Это была не столько страсть к мужу, сколько к тому, какое наслаждение он ей дарил. «Какая разница, что люди думают, малыш Гектор скоро заснет, на хрен соседей сверху, я обо всем забуду...» Шли минуты, а она купалась в гневе Гектора, понимая, что он трахает не ее – через нее он трахает весь мир, всех богатеньких ублюдков, всех тех, кто сделал его таким беспомощным. Чертовых расистов-копов. Пусть будет так, dimelo, вот в чем была сила Гектора. И она обожала эту силу, о да, на самом деле. Ее голова и руки бессильно свесились с кровати, а Гектор уделывал ее, бился в ней, бормотал ей что-то гадкое, кости его бедер больно ударялись об нее, член с силой врезался в тело, причиняя боль. Его золотая цепочка с крестом упала ей на губы, и ее язык пробовал на вкус ее звенья, а в ее голове вставали призрачные образы церковных шпилей и тяжелое нежное лицо ее отца и безликого негра, которого она видела в подземке несколько месяцев назад, мужчины с плечами размером с дыни и взлет чаек с мусора рядом с супермаркетом.
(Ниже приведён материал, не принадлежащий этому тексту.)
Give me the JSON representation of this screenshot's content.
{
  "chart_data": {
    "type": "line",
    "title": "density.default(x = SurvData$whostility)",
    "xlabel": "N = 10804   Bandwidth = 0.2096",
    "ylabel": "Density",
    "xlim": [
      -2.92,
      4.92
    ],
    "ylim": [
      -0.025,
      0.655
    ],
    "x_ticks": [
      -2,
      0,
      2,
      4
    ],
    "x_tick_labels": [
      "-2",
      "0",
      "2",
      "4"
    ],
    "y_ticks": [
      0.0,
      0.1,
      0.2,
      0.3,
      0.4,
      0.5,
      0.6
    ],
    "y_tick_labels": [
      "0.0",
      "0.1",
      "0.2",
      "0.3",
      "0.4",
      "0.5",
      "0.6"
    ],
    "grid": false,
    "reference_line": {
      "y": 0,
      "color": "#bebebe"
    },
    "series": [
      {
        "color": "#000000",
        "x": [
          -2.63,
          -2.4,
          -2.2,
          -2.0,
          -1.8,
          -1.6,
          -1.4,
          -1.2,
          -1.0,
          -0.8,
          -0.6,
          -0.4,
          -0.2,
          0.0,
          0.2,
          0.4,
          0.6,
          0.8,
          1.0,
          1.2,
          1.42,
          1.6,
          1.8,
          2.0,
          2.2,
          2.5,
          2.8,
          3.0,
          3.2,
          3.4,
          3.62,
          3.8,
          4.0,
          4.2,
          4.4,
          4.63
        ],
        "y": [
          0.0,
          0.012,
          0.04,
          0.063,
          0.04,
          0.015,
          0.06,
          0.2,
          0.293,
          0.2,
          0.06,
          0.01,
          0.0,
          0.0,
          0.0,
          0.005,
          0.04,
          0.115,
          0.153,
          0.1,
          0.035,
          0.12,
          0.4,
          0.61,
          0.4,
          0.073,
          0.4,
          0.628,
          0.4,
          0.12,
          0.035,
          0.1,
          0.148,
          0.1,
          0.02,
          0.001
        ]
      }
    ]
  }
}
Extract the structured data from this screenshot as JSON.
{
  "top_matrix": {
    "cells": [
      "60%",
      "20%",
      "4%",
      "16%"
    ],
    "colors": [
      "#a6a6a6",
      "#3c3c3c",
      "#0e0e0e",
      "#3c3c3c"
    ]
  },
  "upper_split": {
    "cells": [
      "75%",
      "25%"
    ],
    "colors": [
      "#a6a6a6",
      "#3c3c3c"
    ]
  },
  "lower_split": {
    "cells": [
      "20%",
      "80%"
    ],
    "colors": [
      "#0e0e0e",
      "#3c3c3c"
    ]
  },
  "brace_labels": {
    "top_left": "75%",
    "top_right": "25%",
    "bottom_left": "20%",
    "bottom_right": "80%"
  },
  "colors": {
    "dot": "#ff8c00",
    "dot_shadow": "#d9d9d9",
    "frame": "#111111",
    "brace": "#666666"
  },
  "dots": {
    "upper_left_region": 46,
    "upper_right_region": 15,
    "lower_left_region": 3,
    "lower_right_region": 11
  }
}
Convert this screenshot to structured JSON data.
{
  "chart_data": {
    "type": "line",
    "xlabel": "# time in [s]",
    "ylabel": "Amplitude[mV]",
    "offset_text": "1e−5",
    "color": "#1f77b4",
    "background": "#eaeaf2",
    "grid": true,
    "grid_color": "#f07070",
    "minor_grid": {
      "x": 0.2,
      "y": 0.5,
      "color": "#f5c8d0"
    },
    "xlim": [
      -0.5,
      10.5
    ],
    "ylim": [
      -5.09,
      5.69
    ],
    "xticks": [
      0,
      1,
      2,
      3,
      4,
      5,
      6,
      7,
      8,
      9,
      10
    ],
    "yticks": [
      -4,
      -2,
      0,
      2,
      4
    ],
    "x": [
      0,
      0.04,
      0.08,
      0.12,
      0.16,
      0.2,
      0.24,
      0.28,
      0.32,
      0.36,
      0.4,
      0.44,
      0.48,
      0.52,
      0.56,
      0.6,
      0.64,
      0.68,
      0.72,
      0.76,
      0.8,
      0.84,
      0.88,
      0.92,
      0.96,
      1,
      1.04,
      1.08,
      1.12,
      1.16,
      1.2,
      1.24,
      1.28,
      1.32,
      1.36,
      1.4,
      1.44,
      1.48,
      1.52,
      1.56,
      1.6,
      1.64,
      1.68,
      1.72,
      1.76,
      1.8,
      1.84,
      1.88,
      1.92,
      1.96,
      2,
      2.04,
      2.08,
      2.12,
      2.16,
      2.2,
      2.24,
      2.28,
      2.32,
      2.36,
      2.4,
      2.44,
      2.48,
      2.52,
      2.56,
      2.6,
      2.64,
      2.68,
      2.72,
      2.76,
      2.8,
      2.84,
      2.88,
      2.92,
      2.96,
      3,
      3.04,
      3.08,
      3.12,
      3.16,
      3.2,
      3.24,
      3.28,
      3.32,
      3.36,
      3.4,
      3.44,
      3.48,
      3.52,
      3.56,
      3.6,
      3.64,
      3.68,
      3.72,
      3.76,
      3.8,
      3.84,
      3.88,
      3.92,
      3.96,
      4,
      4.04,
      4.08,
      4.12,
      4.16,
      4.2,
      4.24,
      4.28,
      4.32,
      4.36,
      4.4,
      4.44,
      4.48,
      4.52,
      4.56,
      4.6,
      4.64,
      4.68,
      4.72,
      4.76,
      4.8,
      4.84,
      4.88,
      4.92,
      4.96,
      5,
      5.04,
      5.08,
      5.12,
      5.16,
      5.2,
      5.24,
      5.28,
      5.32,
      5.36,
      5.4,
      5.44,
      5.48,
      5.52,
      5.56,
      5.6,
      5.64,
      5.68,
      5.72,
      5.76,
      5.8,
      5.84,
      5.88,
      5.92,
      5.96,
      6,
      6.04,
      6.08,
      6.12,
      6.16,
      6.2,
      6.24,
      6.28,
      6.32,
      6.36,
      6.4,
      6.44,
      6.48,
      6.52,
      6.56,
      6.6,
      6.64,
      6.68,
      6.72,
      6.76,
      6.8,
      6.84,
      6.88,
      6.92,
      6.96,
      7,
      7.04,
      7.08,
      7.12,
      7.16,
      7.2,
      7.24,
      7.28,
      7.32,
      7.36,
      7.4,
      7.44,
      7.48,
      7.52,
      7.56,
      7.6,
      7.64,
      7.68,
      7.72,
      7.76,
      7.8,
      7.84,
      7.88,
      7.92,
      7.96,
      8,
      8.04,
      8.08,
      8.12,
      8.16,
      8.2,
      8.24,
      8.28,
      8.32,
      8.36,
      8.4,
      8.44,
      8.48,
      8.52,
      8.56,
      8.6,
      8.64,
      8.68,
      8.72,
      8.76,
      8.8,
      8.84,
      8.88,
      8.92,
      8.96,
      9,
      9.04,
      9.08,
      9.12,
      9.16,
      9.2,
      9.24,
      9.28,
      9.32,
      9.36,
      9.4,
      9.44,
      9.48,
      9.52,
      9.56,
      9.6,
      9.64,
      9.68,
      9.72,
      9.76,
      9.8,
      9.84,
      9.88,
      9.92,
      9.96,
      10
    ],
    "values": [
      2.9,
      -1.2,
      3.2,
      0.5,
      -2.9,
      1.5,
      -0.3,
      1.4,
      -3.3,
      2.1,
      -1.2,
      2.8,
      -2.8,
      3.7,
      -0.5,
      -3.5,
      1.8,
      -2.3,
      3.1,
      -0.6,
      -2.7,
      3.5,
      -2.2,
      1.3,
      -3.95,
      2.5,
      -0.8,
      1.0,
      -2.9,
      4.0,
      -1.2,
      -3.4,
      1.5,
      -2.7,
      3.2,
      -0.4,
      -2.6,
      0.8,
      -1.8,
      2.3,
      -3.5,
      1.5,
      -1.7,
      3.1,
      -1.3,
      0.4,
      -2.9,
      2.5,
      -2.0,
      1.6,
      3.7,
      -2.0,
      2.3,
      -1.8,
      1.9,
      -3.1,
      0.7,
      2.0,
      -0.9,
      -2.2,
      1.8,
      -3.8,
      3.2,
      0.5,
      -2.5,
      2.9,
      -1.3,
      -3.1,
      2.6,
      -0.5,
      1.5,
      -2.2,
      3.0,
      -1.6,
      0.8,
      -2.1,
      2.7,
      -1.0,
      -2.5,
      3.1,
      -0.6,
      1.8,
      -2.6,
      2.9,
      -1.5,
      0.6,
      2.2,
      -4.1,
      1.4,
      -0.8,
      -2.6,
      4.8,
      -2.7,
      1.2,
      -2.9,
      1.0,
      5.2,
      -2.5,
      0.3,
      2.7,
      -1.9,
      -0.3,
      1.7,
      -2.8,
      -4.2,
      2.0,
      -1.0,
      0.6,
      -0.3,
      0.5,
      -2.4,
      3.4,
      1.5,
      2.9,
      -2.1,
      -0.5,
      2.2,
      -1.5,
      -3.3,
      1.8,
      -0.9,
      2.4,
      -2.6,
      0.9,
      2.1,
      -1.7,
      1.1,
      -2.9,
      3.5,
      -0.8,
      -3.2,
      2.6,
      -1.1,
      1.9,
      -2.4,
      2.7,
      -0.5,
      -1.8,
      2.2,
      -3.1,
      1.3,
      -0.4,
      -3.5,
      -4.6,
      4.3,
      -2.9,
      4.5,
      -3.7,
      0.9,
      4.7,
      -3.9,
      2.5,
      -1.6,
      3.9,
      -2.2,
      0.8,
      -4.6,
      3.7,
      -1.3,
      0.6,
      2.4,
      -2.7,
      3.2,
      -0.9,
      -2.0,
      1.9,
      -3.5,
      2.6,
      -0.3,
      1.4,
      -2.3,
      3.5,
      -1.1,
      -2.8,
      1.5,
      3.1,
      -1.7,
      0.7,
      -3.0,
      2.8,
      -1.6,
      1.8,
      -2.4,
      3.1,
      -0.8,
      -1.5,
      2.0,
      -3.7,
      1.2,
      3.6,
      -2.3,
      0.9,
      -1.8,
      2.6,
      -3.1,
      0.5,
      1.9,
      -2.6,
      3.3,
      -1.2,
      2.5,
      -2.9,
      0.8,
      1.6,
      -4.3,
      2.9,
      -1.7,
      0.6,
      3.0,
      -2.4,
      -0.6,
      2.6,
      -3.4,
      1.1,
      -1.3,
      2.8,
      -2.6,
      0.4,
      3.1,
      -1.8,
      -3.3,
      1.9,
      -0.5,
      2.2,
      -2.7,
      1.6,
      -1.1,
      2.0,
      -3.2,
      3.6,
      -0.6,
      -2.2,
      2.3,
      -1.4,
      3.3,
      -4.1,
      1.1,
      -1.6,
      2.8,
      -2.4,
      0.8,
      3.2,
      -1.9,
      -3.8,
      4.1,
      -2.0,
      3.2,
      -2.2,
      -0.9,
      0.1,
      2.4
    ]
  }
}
Они бились в ней, бились в ней, эти серые чайки, которые прилетают в город с океана, с протоков, близ которых живут старожилы-итальянцы, они взлетали одновременно, тысячи птиц, кружась в мрачном низком небе, снова и снова, над проезжающим по эстакаде поездом F... Выше по воде плыли темные силуэты буксиров, а далеко за рекой – Нью-Джерси, и край желто-розового неба на западе, и старые мечты миллионов новых американцев, и вся эта печаль... Китаянки работают до изнеможения в швейных мастерских на Восьмой авеню, порой толстые иглы промышленных швейных машин прошивают их пальцы, и молодые мужчины вроде Гектора вбивают свою молодость в жесткие цементные улицы, и старый хасид в парке энергично бросает мяч своему сыну, и четыре мертвых черных парня перед ночным клубом, и несколько ярдов тротуара, скользких от крови, она один раз такое видела... И уже забытая, жуткая боль при рождении сына, те роды были гораздо тяжелее, и гладкое лицо священника, который один раз увидел ее на улице и поднял брови, узнавав ее, и... О, mas, mas, mas в тесной квартирке громадной, душной бруклинской ночью, она добивалась наслаждения и забвения...

А потом наступила тишина, и их сердца колотились в потной бледной усталости. Ее внутренности ныли, кипели, полные соков, ее губы были разбиты лицом Гектора, ее кожа была обожжена его щетиной. А потом настойчивый стук в дверь, тревожно зовущие голоса. Ее сын. Ее сын? Она вскочила с влажных простыней и, голая, бросилась в комнатку рядом с их спальней. Его там не оказалось. Как это могло быть? И она услышала доносившиеся в окно голоса с улицы. И, еще не посмотрев туда, она уже знала, что маленький Гектор настолько испугался звериной похоти родителей, что попытался выбраться на карниз из щербатого камня рядом с его окном, где, под ее бдительным присмотром, он часто играл на солнце. Но насколько высок третий этаж?

Гектор поспешно надел нижнее белье и выскочил из квартиры, понесся вниз по лестнице. Она перегнулась через карниз и увидела подростков, стоящих вокруг крошечной фигурки ее сына – она узнала его голубую пижаму. А потом она увидела, как ее муж растолкал их и упал на землю. Поднимая обмякшее тело на руки, Гектор посмотрел наверх, и в свете уличного фонаря она увидела его влажное, искаженное мукой лицо. Dios mio. Dios mio.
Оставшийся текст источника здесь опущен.